# Pre Modified Rancilio Silvia (V1/V2) Steam Wand - DIY for Numpties



## yardbent (Aug 8, 2015)

yep for DIY failures - like me

this pre-modified wand comes with the correct Gaggia threaded nut - a direct replacement

no 'straighten original wand' to get the nut OFF

  

£15.95 posted from edesia-express on eBay UK


----------



## Rhys (Dec 21, 2014)

It's where I got mine from.. But.. You need to swap the washer over for the original one as the pre-modded one is too thin.


----------



## yardbent (Aug 8, 2015)

Rhys said:


> ..... But.. You need to swap the washer over for the original one as the pre-modded one is too thin.


ahha - thanks

edit....done - sorted - no drips - thanks for the tip


----------



## Rhys (Dec 21, 2014)

yardbent said:


> ahha - thanks
> 
> edit....done - sorted - no drips - thanks for the tip


When I fitted mine, it was loose and leaked steam from the joint. Advised to swap the washers over and no leaks.


----------



## Rompie (Apr 18, 2015)

This might be a stupid question but would this work/fit on a commercial gaggia two group machine? We have one at work and I can't stand the standard steam wand it has!


----------



## yardbent (Aug 8, 2015)

Rhys said:


> When I fitted mine, it was loose and leaked steam from the joint. Advised to swap the washers over and no leaks.
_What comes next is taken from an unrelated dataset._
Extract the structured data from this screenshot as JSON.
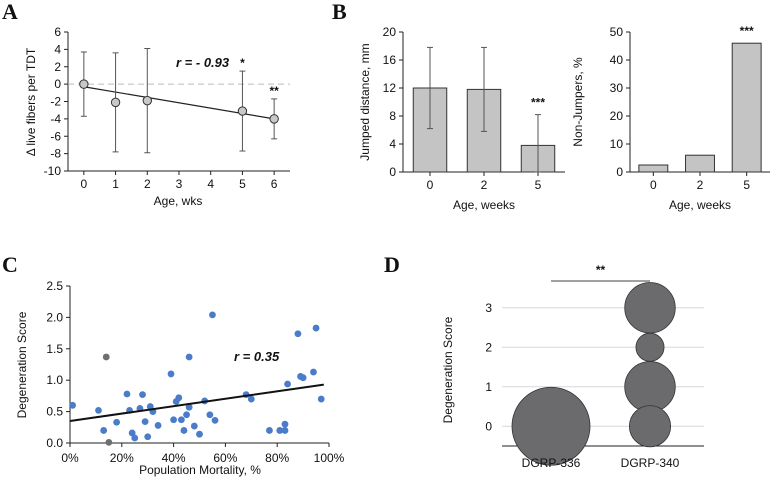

when i pulled out the standard wand - it came out naked leaving the original O-ring in place so i just inserted the Sivia wand.


----------



## m4lcs67 (Mar 16, 2014)

Cannot remember where I got my Silvia from, but it is a whole heap better than the standard paranello.


----------



## coockiechase (Sep 26, 2015)

is the v3 wand any different?


----------



## Jollybean (May 19, 2013)

Yes it is fully articulated rather than than just swivelling round, which makes it easier to get the right angle for a nice swirl in the jug


----------